Distillation

Distillation ist ein Verfahren, bei dem ein großes, teures KI-Programm einem kleineren beibringt, ähnliche Antworten zu geben. Das kleine Modell läuft danach schneller und günstiger, oft auf einem Handy.

Große KI-Systeme wie Chatbots bestehen aus riesigen Rechenmodellen. Solche Modelle geben gute Antworten, brauchen aber sehr viel Rechenleistung und Strom. Distillation ist ein Trick, um diesen Aufwand zu verkleinern. Man lässt ein großes, gutes System viele Beispielaufgaben lösen. Ein kleineres System übt dann daran, dieselben Ergebnisse zu liefern. Am Ende hat man ein schlankes Programm, das sich fast wie das große verhält. Der englische Begriff bedeutet wörtlich Destillation: Man zieht das Wesentliche heraus und lässt den Rest weg.

Warum das wichtig ist

Jede Antwort einer KI kostet Geld, weil Rechenzentren dafür Chips und Strom verbrauchen.

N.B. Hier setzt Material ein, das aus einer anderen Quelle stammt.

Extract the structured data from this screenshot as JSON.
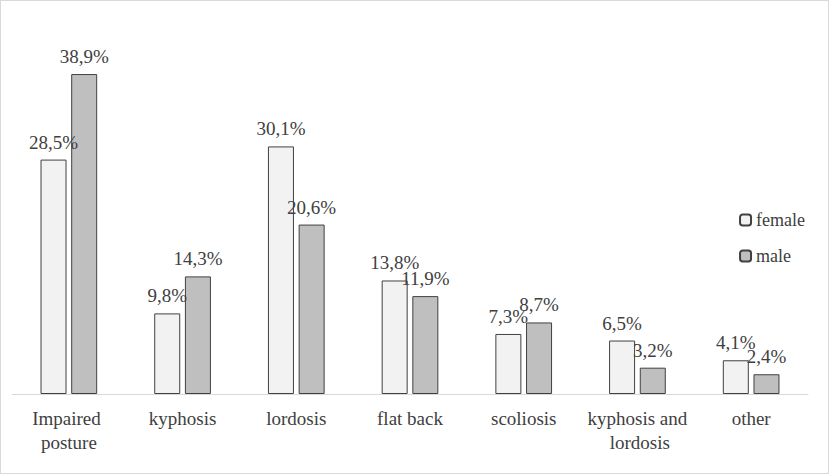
{
  "chart_data": {
    "type": "bar",
    "categories": [
      "Impaired posture",
      "kyphosis",
      "lordosis",
      "flat back",
      "scoliosis",
      "kyphosis and lordosis",
      "other"
    ],
    "series": [
      {
        "name": "female",
        "color": "#f2f2f2",
        "values": [
          28.5,
          9.8,
          30.1,
          13.8,
          7.3,
          6.5,
          4.1
        ],
        "value_labels": [
          "28,5%",
          "9,8%",
          "30,1%",
          "13,8%",
          "7,3%",
          "6,5%",
          "4,1%"
        ]
      },
      {
        "name": "male",
        "color": "#bfbfbf",
        "values": [
          38.9,
          14.3,
          20.6,
          11.9,
          8.7,
          3.2,
          2.4
        ],
        "value_labels": [
          "38,9%",
          "14,3%",
          "20,6%",
          "11,9%",
          "8,7%",
          "3,2%",
          "2,4%"
        ]
      }
    ],
    "ylim": [
      0,
      40
    ],
    "legend": "right",
    "data_labels": true,
    "tick_labels": "x",
    "grid": false
  }
}
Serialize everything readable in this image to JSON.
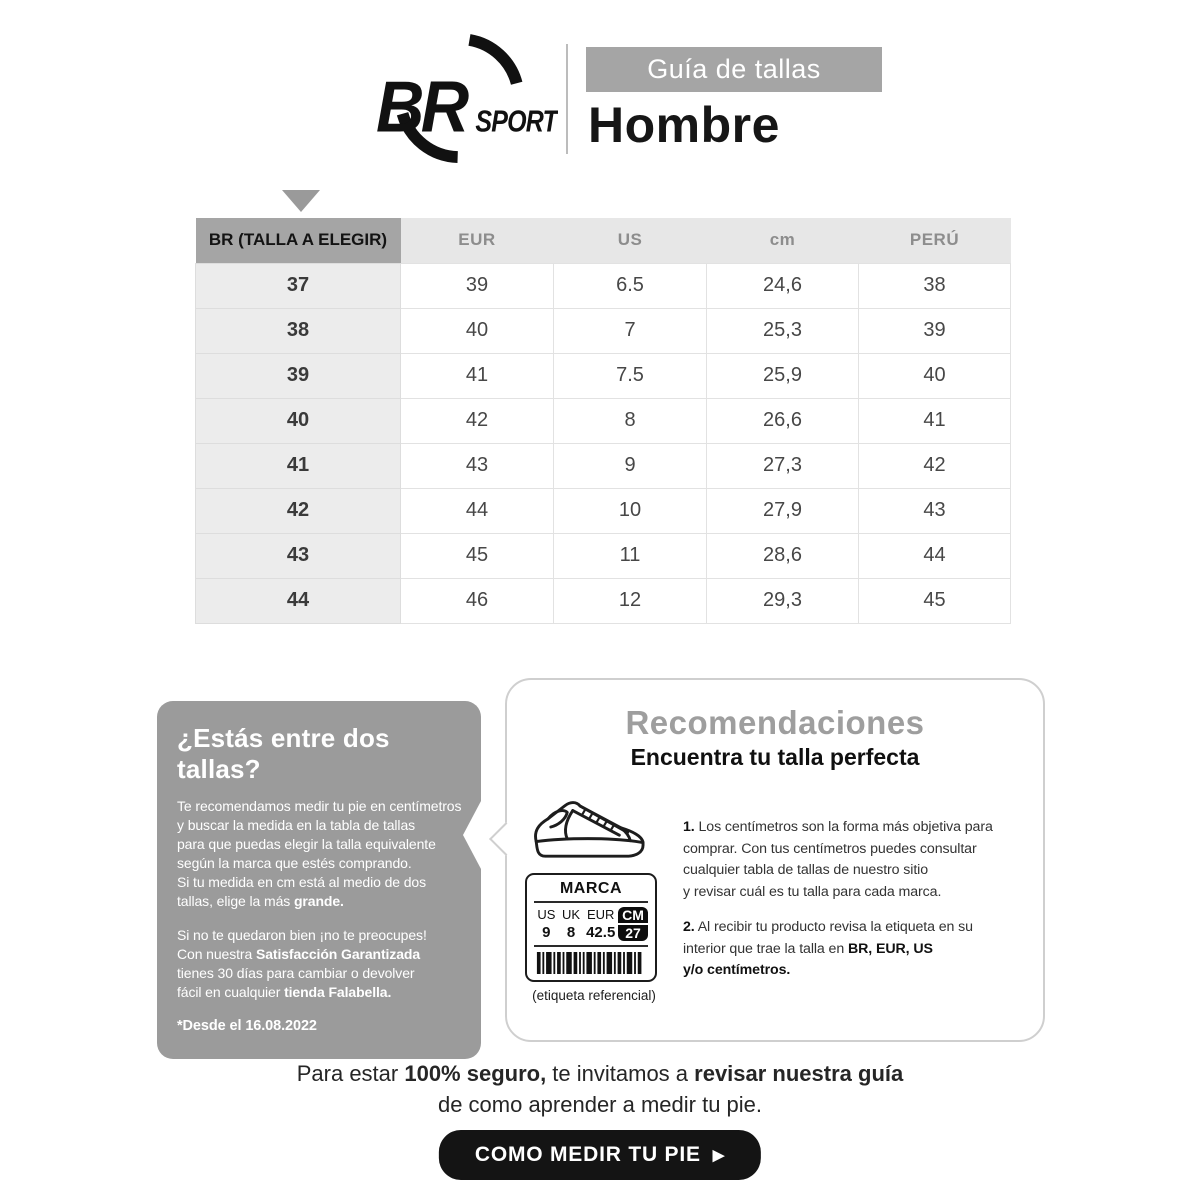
{
  "colors": {
    "banner_gray": "#a5a5a5",
    "table_header_bg": "#e7e7e7",
    "table_header_dark_bg": "#a5a5a5",
    "row_label_bg": "#ececec",
    "bubble_bg": "#9b9b9b",
    "title_gray": "#9e9e9e",
    "button_black": "#141414"
  },
  "icons": {
    "logo": "brsport-swoosh-circle",
    "table_pointer": "triangle-down",
    "sneaker": "sneaker-outline",
    "barcode": "barcode-stripes",
    "button_arrow": "▶"
  },
  "header": {
    "logo_primary": "BR",
    "logo_secondary": "SPORT",
    "banner_label": "Guía de tallas",
    "title": "Hombre"
  },
  "table": {
    "headers": [
      "BR (TALLA A ELEGIR)",
      "EUR",
      "US",
      "cm",
      "PERÚ"
    ],
    "rows": [
      [
        "37",
        "39",
        "6.5",
        "24,6",
        "38"
      ],
      [
        "38",
        "40",
        "7",
        "25,3",
        "39"
      ],
      [
        "39",
        "41",
        "7.5",
        "25,9",
        "40"
      ],
      [
        "40",
        "42",
        "8",
        "26,6",
        "41"
      ],
      [
        "41",
        "43",
        "9",
        "27,3",
        "42"
      ],
      [
        "42",
        "44",
        "10",
        "27,9",
        "43"
      ],
      [
        "43",
        "45",
        "11",
        "28,6",
        "44"
      ],
      [
        "44",
        "46",
        "12",
        "29,3",
        "45"
      ]
    ]
  },
  "bubble": {
    "title": "¿Estás entre dos tallas?",
    "p1a": "Te recomendamos medir tu pie en centímetros\ny buscar la medida en la tabla de tallas\npara que puedas elegir la talla equivalente\nsegún la marca que estés comprando.\nSi tu medida en cm está al medio de dos\ntallas, elige la más ",
    "p1b": "grande.",
    "p2a": "Si no te quedaron bien ¡no te preocupes!\nCon nuestra ",
    "p2b": "Satisfacción Garantizada",
    "p2c": "\ntienes 30 días para cambiar o devolver\nfácil en cualquier ",
    "p2d": "tienda Falabella.",
    "footnote": "*Desde el 16.08.2022"
  },
  "reco": {
    "title": "Recomendaciones",
    "subtitle": "Encuentra tu talla perfecta",
    "item1_num": "1.",
    "item1_text": " Los centímetros son la forma más objetiva para\ncomprar. Con tus centímetros puedes consultar\ncualquier tabla de tallas de nuestro sitio\ny revisar cuál es tu talla para cada marca.",
    "item2_num": "2.",
    "item2a": " Al recibir tu producto revisa la etiqueta en su\ninterior que trae la talla en ",
    "item2b": "BR, EUR, US\ny/o centímetros.",
    "label": {
      "brand": "MARCA",
      "c1": "US",
      "c2": "UK",
      "c3": "EUR",
      "cm": "CM",
      "v1": "9",
      "v2": "8",
      "v3": "42.5",
      "cm_value": "27",
      "caption": "(etiqueta referencial)"
    }
  },
  "footer": {
    "line1a": "Para estar ",
    "line1b": "100% seguro,",
    "line1c": " te invitamos a ",
    "line1d": "revisar nuestra guía",
    "line2": "\nde como aprender a medir tu pie.",
    "button_label": "COMO MEDIR TU PIE",
    "button_arrow": "▶"
  }
}
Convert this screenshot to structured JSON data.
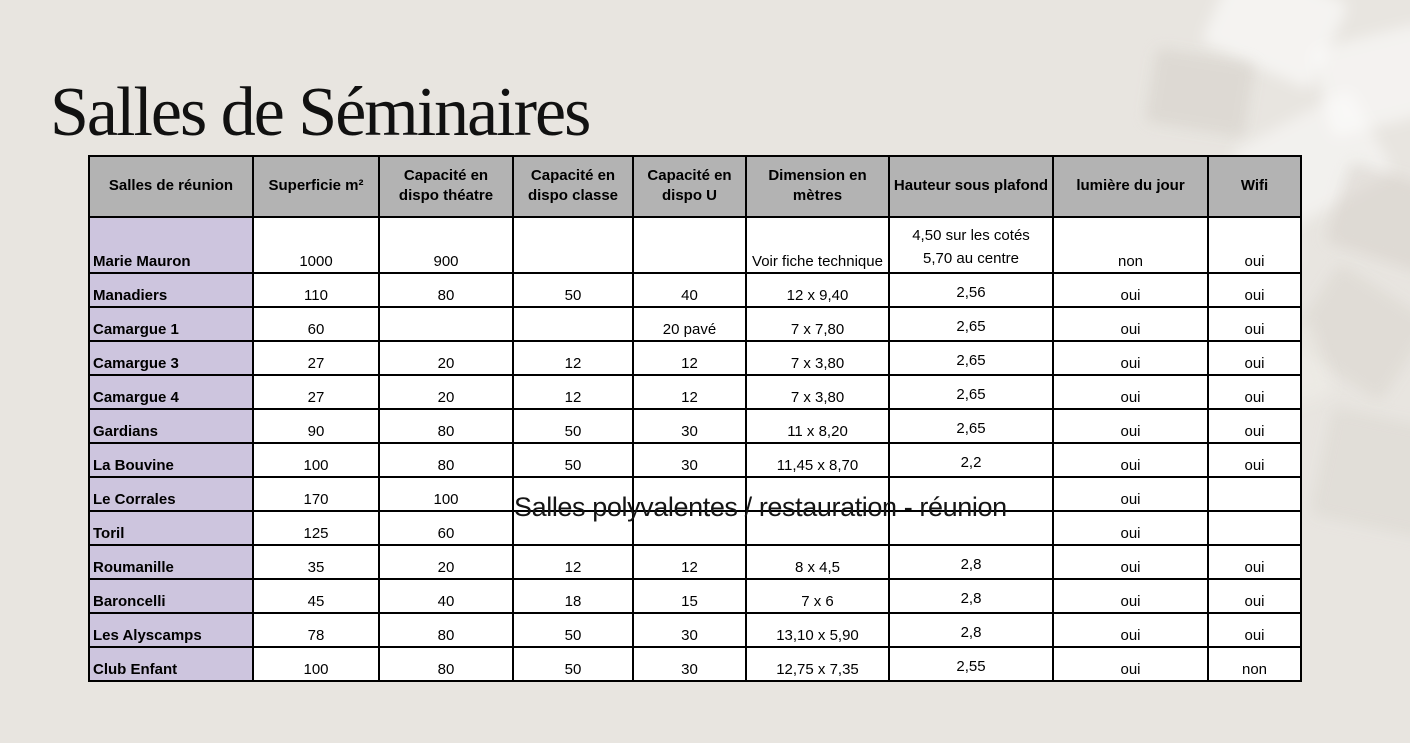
{
  "slide": {
    "title": "Salles de Séminaires"
  },
  "overlay": {
    "text": "Salles polyvalentes / restauration - réunion"
  },
  "colors": {
    "slide_background": "#e8e5e0",
    "header_background": "#b3b3b3",
    "room_name_background": "#cdc5de",
    "table_border": "#000000",
    "cell_background": "#ffffff",
    "text": "#000000"
  },
  "table": {
    "columns": [
      "Salles de réunion",
      "Superficie m²",
      "Capacité en dispo théatre",
      "Capacité en dispo classe",
      "Capacité en dispo U",
      "Dimension en mètres",
      "Hauteur sous plafond",
      "lumière du jour",
      "Wifi"
    ],
    "rows": [
      {
        "name": "Marie Mauron",
        "superficie": "1000",
        "theatre": "900",
        "classe": "",
        "u": "",
        "dimension": "Voir fiche technique",
        "hauteur": "4,50 sur les cotés\n5,70 au centre",
        "lumiere": "non",
        "wifi": "oui"
      },
      {
        "name": "Manadiers",
        "superficie": "110",
        "theatre": "80",
        "classe": "50",
        "u": "40",
        "dimension": "12 x 9,40",
        "hauteur": "2,56",
        "lumiere": "oui",
        "wifi": "oui"
      },
      {
        "name": "Camargue 1",
        "superficie": "60",
        "theatre": "",
        "classe": "",
        "u": "20 pavé",
        "dimension": "7 x 7,80",
        "hauteur": "2,65",
        "lumiere": "oui",
        "wifi": "oui"
      },
      {
        "name": "Camargue 3",
        "superficie": "27",
        "theatre": "20",
        "classe": "12",
        "u": "12",
        "dimension": "7 x 3,80",
        "hauteur": "2,65",
        "lumiere": "oui",
        "wifi": "oui"
      },
      {
        "name": "Camargue 4",
        "superficie": "27",
        "theatre": "20",
        "classe": "12",
        "u": "12",
        "dimension": "7 x 3,80",
        "hauteur": "2,65",
        "lumiere": "oui",
        "wifi": "oui"
      },
      {
        "name": "Gardians",
        "superficie": "90",
        "theatre": "80",
        "classe": "50",
        "u": "30",
        "dimension": "11 x 8,20",
        "hauteur": "2,65",
        "lumiere": "oui",
        "wifi": "oui"
      },
      {
        "name": "La Bouvine",
        "superficie": "100",
        "theatre": "80",
        "classe": "50",
        "u": "30",
        "dimension": "11,45 x 8,70",
        "hauteur": "2,2",
        "lumiere": "oui",
        "wifi": "oui"
      },
      {
        "name": "Le Corrales",
        "superficie": "170",
        "theatre": "100",
        "classe": "",
        "u": "",
        "dimension": "",
        "hauteur": "",
        "lumiere": "oui",
        "wifi": ""
      },
      {
        "name": "Toril",
        "superficie": "125",
        "theatre": "60",
        "classe": "",
        "u": "",
        "dimension": "",
        "hauteur": "",
        "lumiere": "oui",
        "wifi": ""
      },
      {
        "name": "Roumanille",
        "superficie": "35",
        "theatre": "20",
        "classe": "12",
        "u": "12",
        "dimension": "8 x 4,5",
        "hauteur": "2,8",
        "lumiere": "oui",
        "wifi": "oui"
      },
      {
        "name": "Baroncelli",
        "superficie": "45",
        "theatre": "40",
        "classe": "18",
        "u": "15",
        "dimension": "7 x 6",
        "hauteur": "2,8",
        "lumiere": "oui",
        "wifi": "oui"
      },
      {
        "name": "Les Alyscamps",
        "superficie": "78",
        "theatre": "80",
        "classe": "50",
        "u": "30",
        "dimension": "13,10 x 5,90",
        "hauteur": "2,8",
        "lumiere": "oui",
        "wifi": "oui"
      },
      {
        "name": "Club Enfant",
        "superficie": "100",
        "theatre": "80",
        "classe": "50",
        "u": "30",
        "dimension": "12,75 x 7,35",
        "hauteur": "2,55",
        "lumiere": "oui",
        "wifi": "non"
      }
    ]
  }
}
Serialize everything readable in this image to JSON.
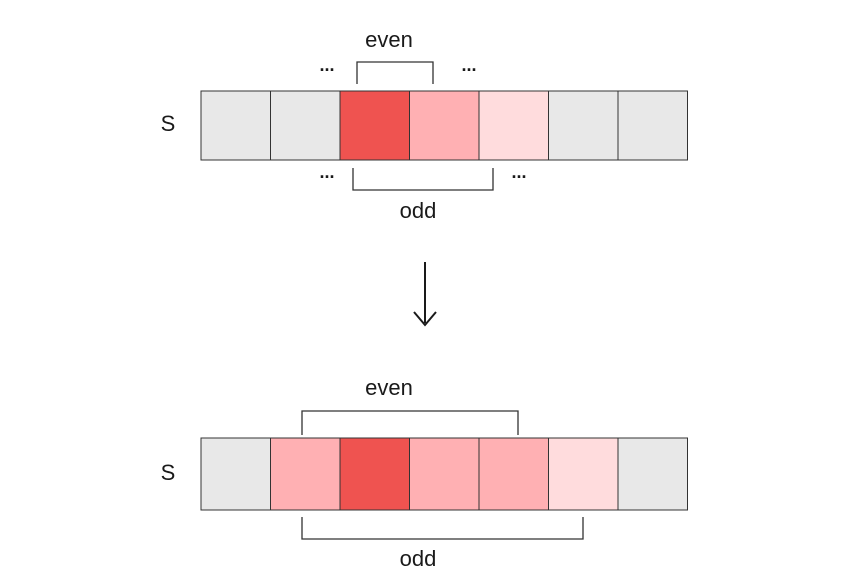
{
  "colors": {
    "gray": "#e8e8e8",
    "dark": "#ef5350",
    "mid": "#ffb0b3",
    "light": "#ffdcdd"
  },
  "top": {
    "row_label": "S",
    "cells": [
      "gray",
      "gray",
      "dark",
      "mid",
      "light",
      "gray",
      "gray"
    ],
    "even_label": "even",
    "odd_label": "odd",
    "ellipsis": "..."
  },
  "arrow": "↓",
  "bottom": {
    "row_label": "S",
    "cells": [
      "gray",
      "mid",
      "dark",
      "mid",
      "mid",
      "light",
      "gray"
    ],
    "even_label": "even",
    "odd_label": "odd"
  }
}
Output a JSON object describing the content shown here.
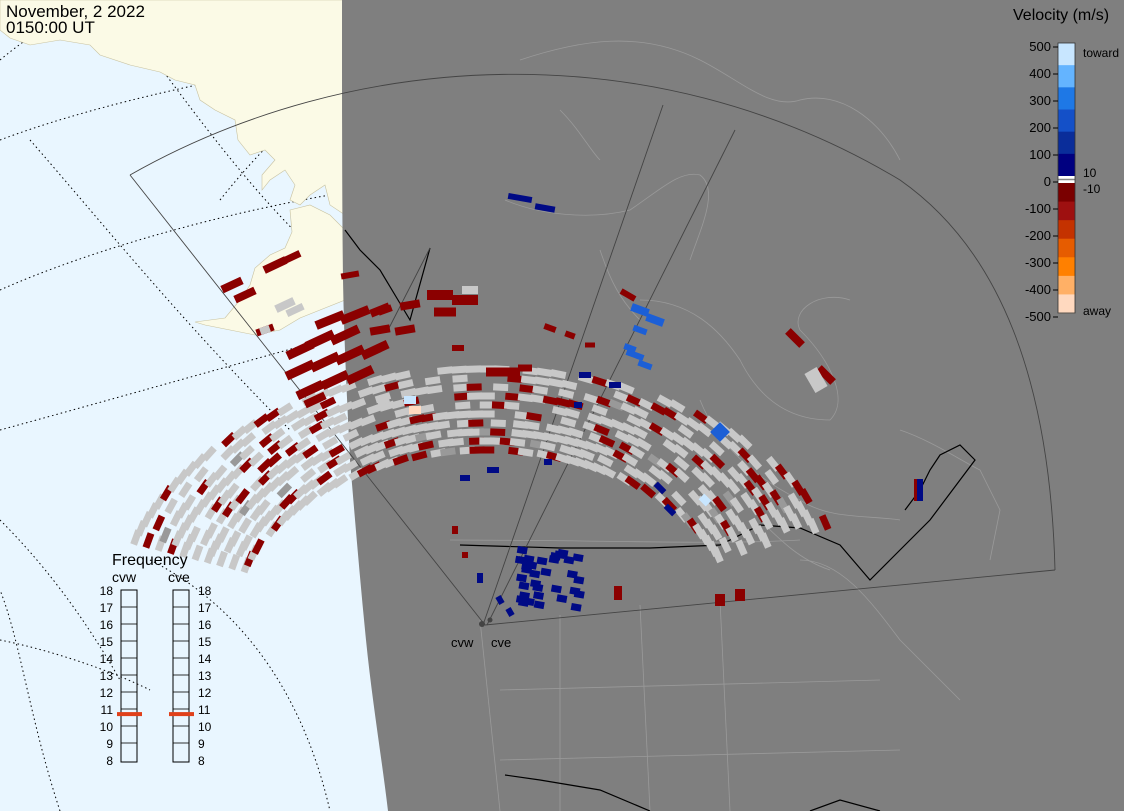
{
  "header": {
    "date": "November, 2 2022",
    "time": "0150:00 UT"
  },
  "legend": {
    "title": "Velocity (m/s)",
    "ticks": [
      "500",
      "400",
      "300",
      "200",
      "100",
      "0",
      "-100",
      "-200",
      "-300",
      "-400",
      "-500"
    ],
    "toward_label": "toward",
    "away_label": "away",
    "pos_threshold": "10",
    "neg_threshold": "-10",
    "colors": [
      "#ffd9bf",
      "#ffb066",
      "#ff8000",
      "#e65c00",
      "#c43200",
      "#9e1010",
      "#7a0000",
      "#ffffff",
      "#000080",
      "#0a2d9a",
      "#1450c8",
      "#1e78e6",
      "#64b4ff",
      "#c8e6ff"
    ]
  },
  "frequency": {
    "title": "Frequency",
    "left_radar": "cvw",
    "right_radar": "cve",
    "scale": [
      "18",
      "17",
      "16",
      "15",
      "14",
      "13",
      "12",
      "11",
      "10",
      "9",
      "8"
    ],
    "cvw_mhz": 10.7,
    "cve_mhz": 10.7
  },
  "radars": {
    "west": "cvw",
    "east": "cve"
  },
  "colors": {
    "ocean": "#e9f6ff",
    "night": "#7f7f7f",
    "land_day": "#fbfae6",
    "ground_scatter": "#c8c8c8",
    "neg_vel": "#8b0000",
    "neg_vel_bright": "#b50a0a",
    "pos_vel": "#000a85",
    "pos_vel_mid": "#1c5fd6",
    "freq_marker": "#e0401a"
  }
}
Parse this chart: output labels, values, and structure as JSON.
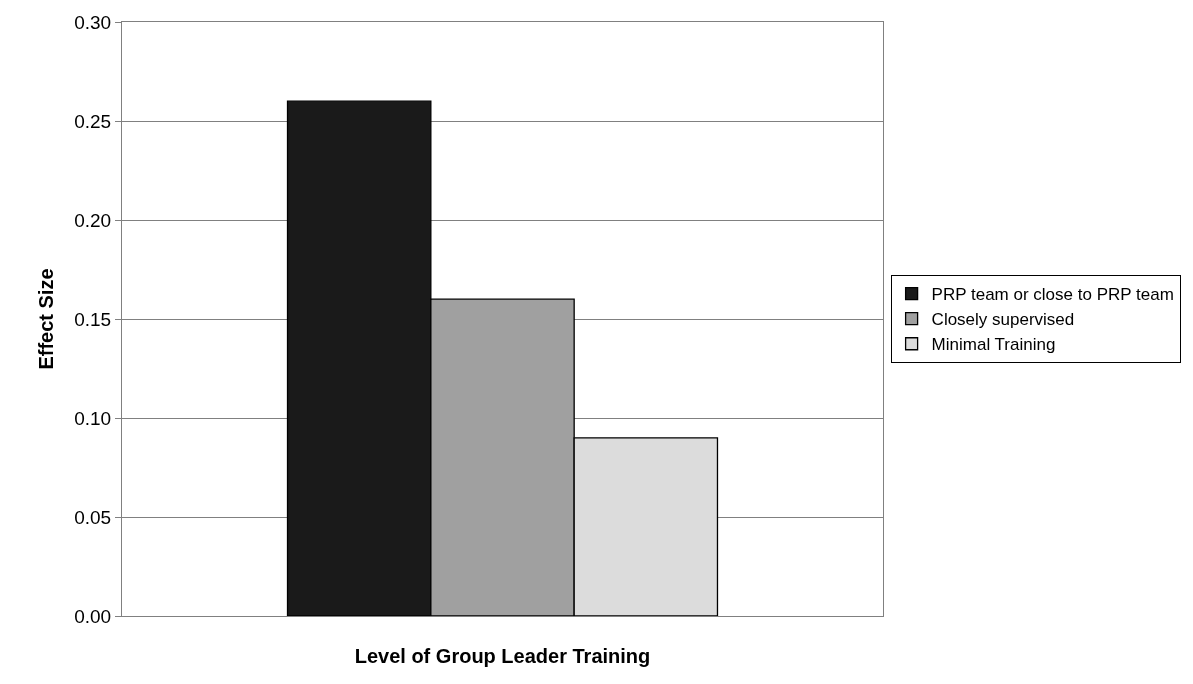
{
  "chart_data": {
    "type": "bar",
    "xlabel": "Level of Group Leader Training",
    "ylabel": "Effect Size",
    "categories": [
      null
    ],
    "series": [
      {
        "name": "PRP team or close to PRP team",
        "color": "#1a1a1a",
        "values": [
          0.26
        ]
      },
      {
        "name": "Closely supervised",
        "color": "#a0a0a0",
        "values": [
          0.16
        ]
      },
      {
        "name": "Minimal Training",
        "color": "#dcdcdc",
        "values": [
          0.09
        ]
      }
    ],
    "ylim": [
      0,
      0.3
    ],
    "yticks": [
      {
        "value": 0,
        "label": "0.00"
      },
      {
        "value": 0.05,
        "label": "0.05"
      },
      {
        "value": 0.1,
        "label": "0.10"
      },
      {
        "value": 0.15,
        "label": "0.15"
      },
      {
        "value": 0.2,
        "label": "0.20"
      },
      {
        "value": 0.25,
        "label": "0.25"
      },
      {
        "value": 0.3,
        "label": "0.30"
      }
    ],
    "grid": "y",
    "legend": "right"
  }
}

Ein Modell, das nur ein Zehntel so groß ist, kostet im Betrieb entsprechend weniger. Deshalb ist Distillation für Unternehmen ein direkter Hebel auf die Marge.

Es geht aber nicht nur um Kosten. Kleine Modelle passen auf Geräte, die keine Internetverbindung brauchen. Die Sprachsteuerung im Auto oder die Textvorschläge auf dem Handy laufen oft lokal. Das ist schneller und die Daten verlassen das Gerät nicht.

Ein dritter Punkt macht das Verfahren politisch brisant. Wer ein fremdes Spitzenmodell als Lehrer benutzt, kann dessen Fähigkeiten teilweise abschöpfen, ohne die Milliarden für das Training zu zahlen. Genau darüber streiten Anbieter regelmäßig, weil ihre Nutzungsbedingungen das meist verbieten.

Wie es funktioniert

Man unterscheidet zwei Rollen: Lehrer und Schüler. Der Lehrer ist das große, fertig trainierte Modell. Der Schüler ist ein deutlich kleineres Modell, das noch nichts kann.

Nun stellt man dem Lehrer sehr viele Fragen und sammelt seine Antworten. Diese Antworten sind das Übungsmaterial für den Schüler. Er wird so lange angepasst, bis er bei denselben Fragen möglichst ähnlich antwortet.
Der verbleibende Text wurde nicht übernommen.